Contra Lula e em defesa de Lula. Por Carlos Fino

Por Carlos Fino

LuladaSilvaEstava escrito nas estrelas – culminando dois anos de investigações sem precedentes no Brasil, os procuradores da Lava Jato, em Curitiba, deram a semana passada o passo final rumo a um objetivo que em retrospectiva sempre pareceu orientá-los: acusaram o ex-presidente Lula da Silva de ser o principal responsável pelo gigantesco esquema de corrupção que começou com o Mensalão e terminou no Petrolão.

O trabalho dos investigadores tem sido notável –  desvendando um esquema multimilionário de desvio de dinheiros públicos (com algumas ramificações em Portugal), envolvendo empreiteiras, funcionários da Petrobras, operadores financeiros e políticos – e em termos gerais não há como negar as responsabilidades de Lula, que presidiu aos destinos do país no período em que ocorreram os factos.

Mas daí a transformá-lo numa espécie de chefe de Máfia, distribuindo cargos e administrando diretamente o esquema – como pretende agora o Ministério Público Federal, incriminando-o e procurando a sua condenação judicial, vai um salto lógico e processual que não parece totalmente fundamentado para além de toda a dúvida legítima.

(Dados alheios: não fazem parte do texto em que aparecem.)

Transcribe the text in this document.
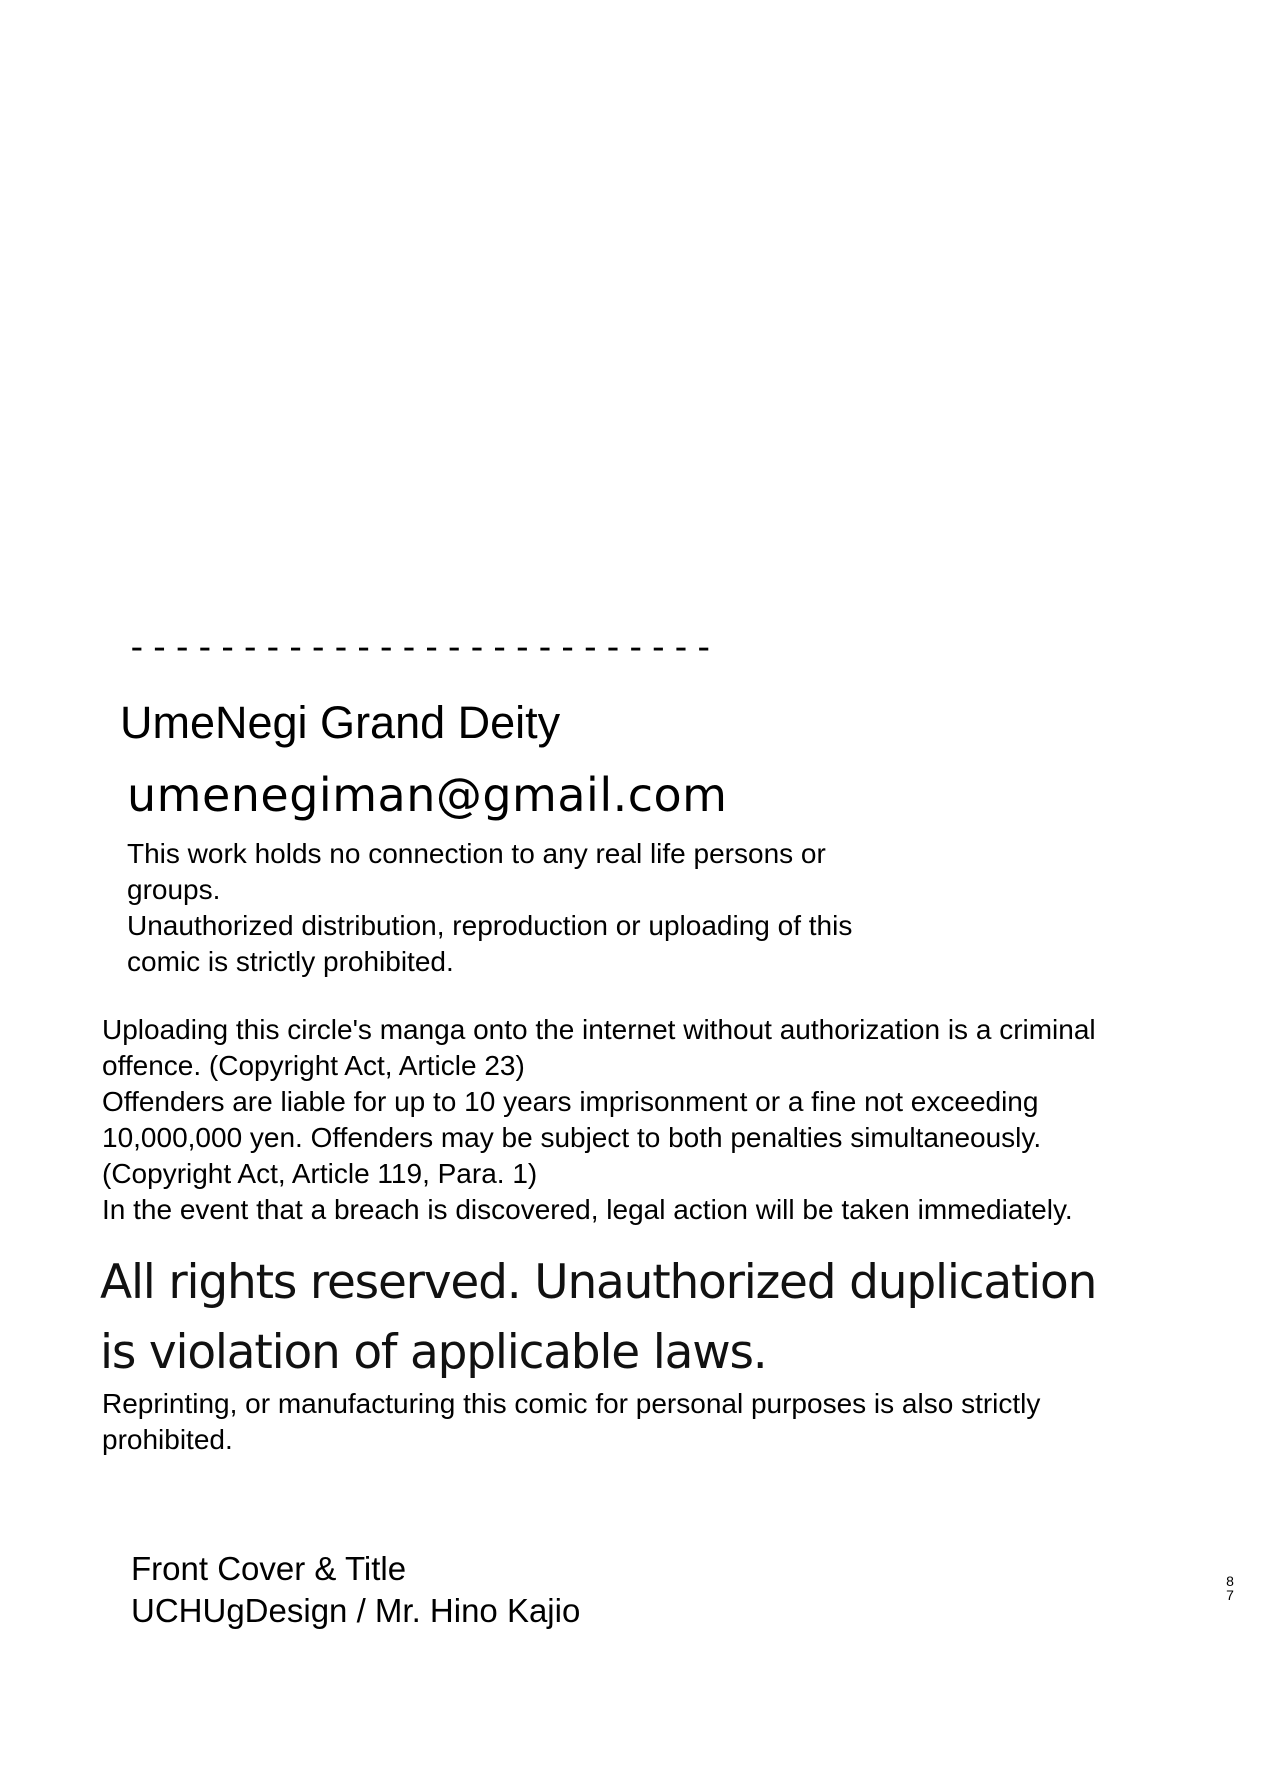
--------------------------
UmeNegi Grand Deity
umenegiman@gmail.com
This work holds no connection to any real life persons or
groups.
Unauthorized distribution, reproduction or uploading of this
comic is strictly prohibited.
Uploading this circle's manga onto the internet without authorization is a criminal
offence. (Copyright Act, Article 23)
Offenders are liable for up to 10 years imprisonment or a fine not exceeding
10,000,000 yen. Offenders may be subject to both penalties simultaneously.
(Copyright Act, Article 119, Para. 1)
In the event that a breach is discovered, legal action will be taken immediately.
All rights reserved. Unauthorized duplication
is violation of applicable laws.
Reprinting, or manufacturing this comic for personal purposes is also strictly
prohibited.
Front Cover & Title
UCHUgDesign / Mr. Hino Kajio
8
7
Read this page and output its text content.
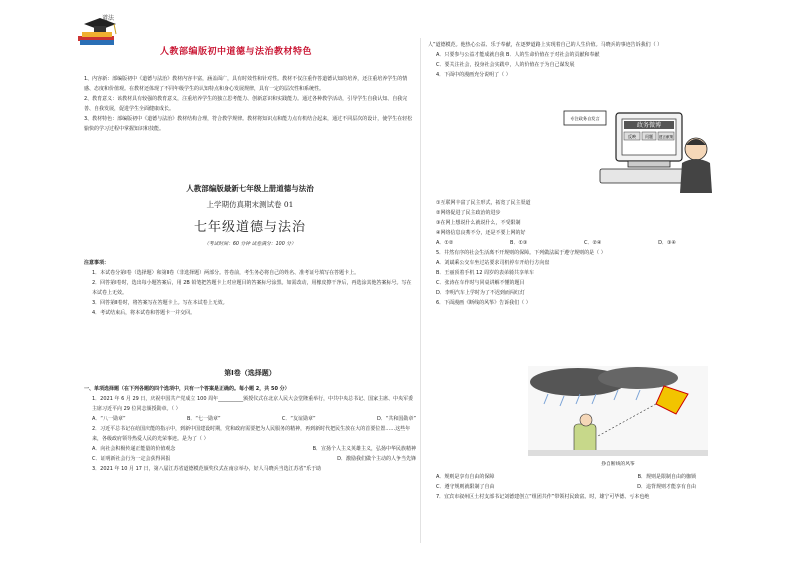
道法
人教部编版初中道德与法治教材特色

1、内容新：部编版初中《道德与法治》教材内容丰富，涵盖面广，具有时效性和针对性。教材不仅注重作答道德认知的培养，还注重培养学生的情感、态度和价值观。在教材还体现了不同年级学生的认知特点和身心发展规律，具有一定的层次性和系统性。

2、教育意义：该教材具有较强的教育意义，注重培养学生的独立思考能力、创新意识和实践能力。通过各种教学活动，引导学生自我认知、自我完善、自我发展，促进学生全面健康成长。

3、教材特色：部编版初中《道德与法治》教材结构合理，符合教学规律。教材将知识点和能力点有机结合起来，通过不同层次的设计，使学生在轻松愉快的学习过程中掌握知识和技能。

人教部编版最新七年级上册道德与法治
上学期仿真期末测试卷 01
七年级道德与法治
（考试时间：60 分钟 试卷满分：100 分）

注意事项：

1．本试卷分第Ⅰ卷（选择题）和第Ⅱ卷（非选择题）两部分。答卷前，考生务必将自己的姓名、准考证号填写在答题卡上。

2．回答第Ⅰ卷时，选出每小题答案后，用 2B 铅笔把答题卡上对应题目的答案标号涂黑。如需改动，用橡皮擦干净后，再选涂其他答案标号。写在本试卷上无效。

3．回答第Ⅱ卷时，将答案写在答题卡上。写在本试卷上无效。

4．考试结束后，将本试卷和答题卡一并交回。

第Ⅰ卷（选择题）

一、单项选择题（在下列各题的四个选项中，只有一个答案是正确的。每小题 2，共 50 分）

1．2021 年 6 月 29 日，庆祝中国共产党成立 100 周年__________颁授仪式在北京人民大会堂隆重举行，中共中央总书记、国家主席、中央军委主席习近平向 29 位同志颁授勋章。（ ）

A．“八一勋章”	B．“七一勋章”	C．“友谊勋章”	D．“共和国勋章”

2．习近平总书记在给国庆能的指示中，到新中国建设时期，党和政府需要把为人民服务的精神，再到新时代把民生放在大的首要位置……这些年来，各级政府领导热爱人民的光荣事迹。是为了（ ）

A．向社会积极传递正能量的价值观念	B．宣扬个人主义英雄主义，弘扬中华民族精神
C．证明新社会行为一定会获得回报	D．激励我们做个主动的人争当先锋

3．2021 年 10 月 17 日，第八届江苏省道德模范颁奖仪式在南京举办，好人马晓兵当选江苏省“乐于助

人”道德模范。他热心公益、乐于奉献，在逐梦道路上实现着自己的人生价值。马晓兵的事迹告诉我们（ ）

A．只要参与公益才能成就自我 B．人的生命价值在于对社会的贡献和奉献

C．要关注社会，投身社会实践中，人的价值在于为自己谋发展

4．下面中的漫画充分说明了（ ）

政务微博
反映 问题 建言献策
专注政务自发言

①互联网丰富了民主形式，拓宽了民主渠道

②网络促进了民主政治的进步

③在网上想说什么就说什么，不受限制

④网络信息良莠不分，还是不要上网的好

A．①②	B．①③	C．②④	D．③④

5．井然有序的社会生活离不开规则的保障。下列做法属于遵守规则的是（ ）

A．刘斌乘公交车坐过站要求司机停车开给行方向盘

B．王丽顶着手机 12 周岁的表弟骑共享单车

C．张涛在车作时与同桌讲解不懂的题目

D．李明汽车上学时为了不迟到而闯红灯

6．下面漫画《断线的风筝》告诉我们（ ）

挣自断线的风筝
A．规则是享有自由的保障	B．规则是限制自由的枷锁
C．遵守规则就限制了自由	D．违背规则才能享有自由

7．宜宾市叙州区土村支部书记刘德建创立“组团共作”带领村民致富。时，雄宁可毕德、亏本也绝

Lula não é certamente um santo e desde a célebre reunião com o seu vice, José Alencar (já falecido), em que os dois deixaram aos subordinados o encargo de negociar a partilha do poder entre PT, PMDB e aliados menores que sempre pairou uma suspeita de esquemas pouco transparentes.

Esse terá sido, aliás, o momento crucial em que Lula selou um pacto com o Diabo – abandonando de vez as veleidades moralistas da história do PT e aceitando pragmaticamente, para poder governar, enveredar pelos caminhos há muito estabelecidos no Brasil: nomeação de homens de confiança para lugares-chave das empresas públicas, concessão de contratos sobrevalorizados às empreiteiras em troca do financiamento dos partidos políticos envolvidos no esquema.

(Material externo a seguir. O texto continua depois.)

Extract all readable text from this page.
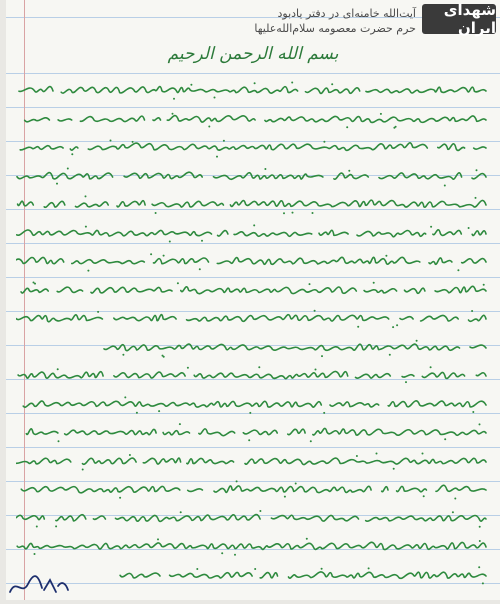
شهدای ایران
آیت‌الله خامنه‌ای در دفتر یادبود
حرم حضرت معصومه سلام‌الله‌علیها
بسم الله الرحمن الرحیم
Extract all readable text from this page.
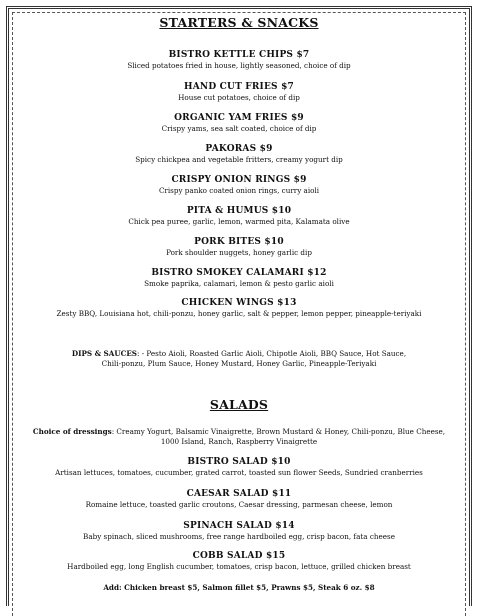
STARTERS & SNACKS
BISTRO KETTLE CHIPS $7
Sliced potatoes fried in house, lightly seasoned, choice of dip
HAND CUT FRIES $7
House cut potatoes, choice of dip
ORGANIC YAM FRIES $9
Crispy yams, sea salt coated, choice of dip
PAKORAS $9
Spicy chickpea and vegetable fritters, creamy yogurt dip
CRISPY ONION RINGS $9
Crispy panko coated onion rings, curry aioli
PITA & HUMUS $10
Chick pea puree, garlic, lemon, warmed pita, Kalamata olive
PORK BITES $10
Pork shoulder nuggets, honey garlic dip
BISTRO SMOKEY CALAMARI $12
Smoke paprika, calamari, lemon & pesto garlic aioli
CHICKEN WINGS $13
Zesty BBQ, Louisiana hot, chili-ponzu, honey garlic, salt & pepper, lemon pepper, pineapple-teriyaki
DIPS & SAUCES: - Pesto Aioli, Roasted Garlic Aioli, Chipotle Aioli, BBQ Sauce, Hot Sauce,
Chili-ponzu, Plum Sauce, Honey Mustard, Honey Garlic, Pineapple-Teriyaki
SALADS
Choice of dressings: Creamy Yogurt, Balsamic Vinaigrette, Brown Mustard & Honey, Chili-ponzu, Blue Cheese,
1000 Island, Ranch, Raspberry Vinaigrette
BISTRO SALAD $10
Artisan lettuces, tomatoes, cucumber, grated carrot, toasted sun flower Seeds, Sundried cranberries
CAESAR SALAD $11
Romaine lettuce, toasted garlic croutons, Caesar dressing, parmesan cheese, lemon
SPINACH SALAD $14
Baby spinach, sliced mushrooms, free range hardboiled egg, crisp bacon, fata cheese
COBB SALAD $15
Hardboiled egg, long English cucumber, tomatoes, crisp bacon, lettuce, grilled chicken breast
Add: Chicken breast $5, Salmon fillet $5, Prawns $5, Steak 6 oz. $8
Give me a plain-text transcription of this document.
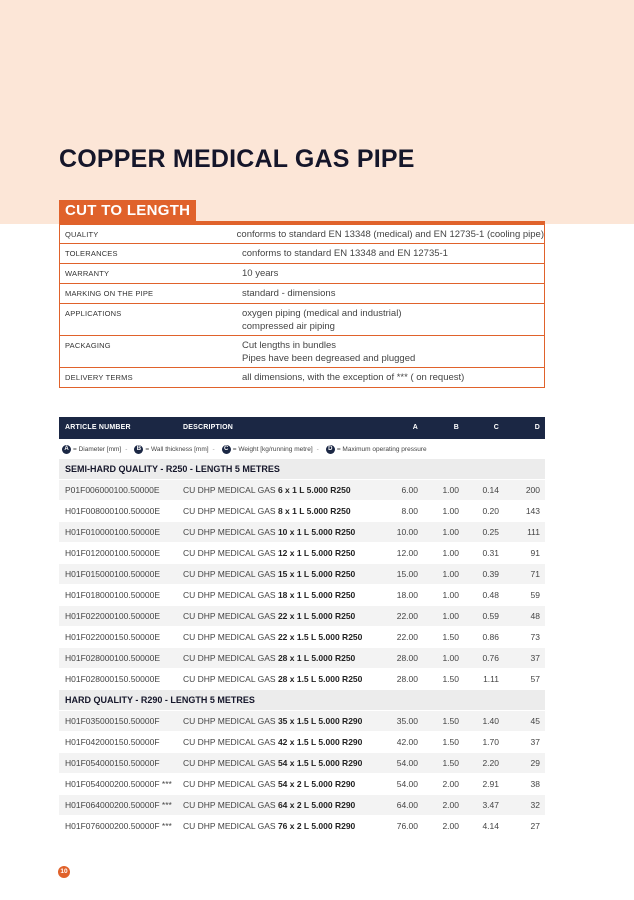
COPPER MEDICAL GAS PIPE
CUT TO LENGTH
QUALITY	conforms to standard EN 13348 (medical) and EN 12735-1 (cooling pipe)
TOLERANCES	conforms to standard EN 13348 and EN 12735-1
WARRANTY	10 years
MARKING ON THE PIPE	standard - dimensions
APPLICATIONS	oxygen piping (medical and industrial)
compressed air piping
PACKAGING	Cut lengths in bundles
Pipes have been degreased and plugged
DELIVERY TERMS	all dimensions, with the exception of *** ( on request)
ARTICLE NUMBER	DESCRIPTION	A	B	C	D
A = Diameter [mm] -	B = Wall thickness [mm] -	C = Weight [kg/running metre] -	D = Maximum operating pressure
SEMI-HARD QUALITY - R250 - LENGTH 5 METRES
P01F006000100.50000E	CU DHP MEDICAL GAS 6 x 1 L 5.000 R250	6.00	1.00	0.14	200
H01F008000100.50000E	CU DHP MEDICAL GAS 8 x 1 L 5.000 R250	8.00	1.00	0.20	143
H01F010000100.50000E	CU DHP MEDICAL GAS 10 x 1 L 5.000 R250	10.00	1.00	0.25	111
H01F012000100.50000E	CU DHP MEDICAL GAS 12 x 1 L 5.000 R250	12.00	1.00	0.31	91
H01F015000100.50000E	CU DHP MEDICAL GAS 15 x 1 L 5.000 R250	15.00	1.00	0.39	71
H01F018000100.50000E	CU DHP MEDICAL GAS 18 x 1 L 5.000 R250	18.00	1.00	0.48	59
H01F022000100.50000E	CU DHP MEDICAL GAS 22 x 1 L 5.000 R250	22.00	1.00	0.59	48
H01F022000150.50000E	CU DHP MEDICAL GAS 22 x 1.5 L 5.000 R250	22.00	1.50	0.86	73
H01F028000100.50000E	CU DHP MEDICAL GAS 28 x 1 L 5.000 R250	28.00	1.00	0.76	37
H01F028000150.50000E	CU DHP MEDICAL GAS 28 x 1.5 L 5.000 R250	28.00	1.50	1.11	57
HARD QUALITY - R290 - LENGTH 5 METRES
H01F035000150.50000F	CU DHP MEDICAL GAS 35 x 1.5 L 5.000 R290	35.00	1.50	1.40	45
H01F042000150.50000F	CU DHP MEDICAL GAS 42 x 1.5 L 5.000 R290	42.00	1.50	1.70	37
H01F054000150.50000F	CU DHP MEDICAL GAS 54 x 1.5 L 5.000 R290	54.00	1.50	2.20	29
H01F054000200.50000F *** CU DHP MEDICAL GAS 54 x 2 L 5.000 R290	54.00	2.00	2.91	38
H01F064000200.50000F *** CU DHP MEDICAL GAS 64 x 2 L 5.000 R290	64.00	2.00	3.47	32
H01F076000200.50000F *** CU DHP MEDICAL GAS 76 x 2 L 5.000 R290	76.00	2.00	4.14	27
10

Politicamente, a questão é saber se Lula tinha alternativa. Concretamente, se teria podido utilizar a enorme popularidade de que então disfrutava para denunciar esses caminhos ínvios e encetar ou pelo menos esboçar um começo de reforma do sistema.

Teria havido uma oportunidade que Lula desperdiçou? Difícil julgar. Provavelmente, não. Seja como for, pouco atreito a filosofias e ideologias, Lula, o pragmático astuto, optou pelo realismo. A diferença far-se-ia não pela viragem do modus operandi, mas pela distribuição de riqueza através de  programas sociais, que além de granjearem popularidade e votos, tinham ainda a virtude de dinamizar a economia pelo aumento do consumo através da inclusão no mercado de milhões de desfavorecidos.

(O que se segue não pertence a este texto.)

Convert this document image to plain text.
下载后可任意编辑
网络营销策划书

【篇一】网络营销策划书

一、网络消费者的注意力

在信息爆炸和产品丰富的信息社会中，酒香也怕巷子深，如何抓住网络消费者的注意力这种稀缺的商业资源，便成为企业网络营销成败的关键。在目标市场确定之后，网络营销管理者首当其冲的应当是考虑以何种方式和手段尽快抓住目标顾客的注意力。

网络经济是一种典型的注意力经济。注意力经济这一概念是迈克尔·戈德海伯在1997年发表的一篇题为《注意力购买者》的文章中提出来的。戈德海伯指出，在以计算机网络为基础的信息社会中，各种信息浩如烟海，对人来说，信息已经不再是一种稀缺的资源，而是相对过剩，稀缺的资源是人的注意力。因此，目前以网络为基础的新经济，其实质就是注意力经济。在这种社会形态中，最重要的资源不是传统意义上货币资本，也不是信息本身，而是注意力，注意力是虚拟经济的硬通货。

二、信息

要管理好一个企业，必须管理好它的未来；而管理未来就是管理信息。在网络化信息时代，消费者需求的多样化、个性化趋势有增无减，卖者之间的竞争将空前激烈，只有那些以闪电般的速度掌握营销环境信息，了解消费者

Com a alta do preço das commodities ajudando, durante alguns anos o esquema funcionou para agrado de todos – empresários e banqueiros, que viram os lucros aumentar, e grandes massas da população que passaram a ter acesso pela primeira vez a alguns bens de consumo básicos e até a poder viajar… Era aquilo a que os russos chamam saciar os lobos e poupar a manada…

Mas se Lula teve responsabilidades políticas inegáveis, já será mais difícil provar que agia como responsável directo de esquemas ilícitos e ainda mais que foi pessoalmente beneficiado.

Até agora, pelo menos, as acusações baseiam-se em delações de acusados com motivos prováveis de vingança política e os benefícios que Lula poderia ter colhido não se chegaram a concretizar totalmente. Além disso, mesmo tudo somado, tais eventuais benefícios são bem escassos quando comparados com os milhões recolhidos por outros envolvidos.

Por outro lado, e apesar dos seus inegáveis méritos no combate à corrupção, que levou já a múltiplas condenações e devolução de muitos milhões aos cofres públicos, a Lava Jato também não está isenta de críticas sérias formuladas por observadores imparciais.

Desde desnecessárias detenções coercitivas à espectacularização mediática das denúncias e das operações, passando por escutas fora do prazo legalmente concedido e pela divulgação de gravações com a aparente finalidade de desmoralizar politicamente os envolvidos – tudo aspectos que contrariam as boas práticas de um Estado de Direito e oferecem o flanco para suspeitas de intenção política, extravasando o estrito cumprimento das normas processuais.

Suspeitas que se reforçariam se Lula viesse agora a ser julgado e condenado rapidamente, retirando-o assim do processo político e em particular de qualquer intervenção das eleições gerais para a presidência de 2018, praticamente silenciando a corrente popular que ele ainda representa.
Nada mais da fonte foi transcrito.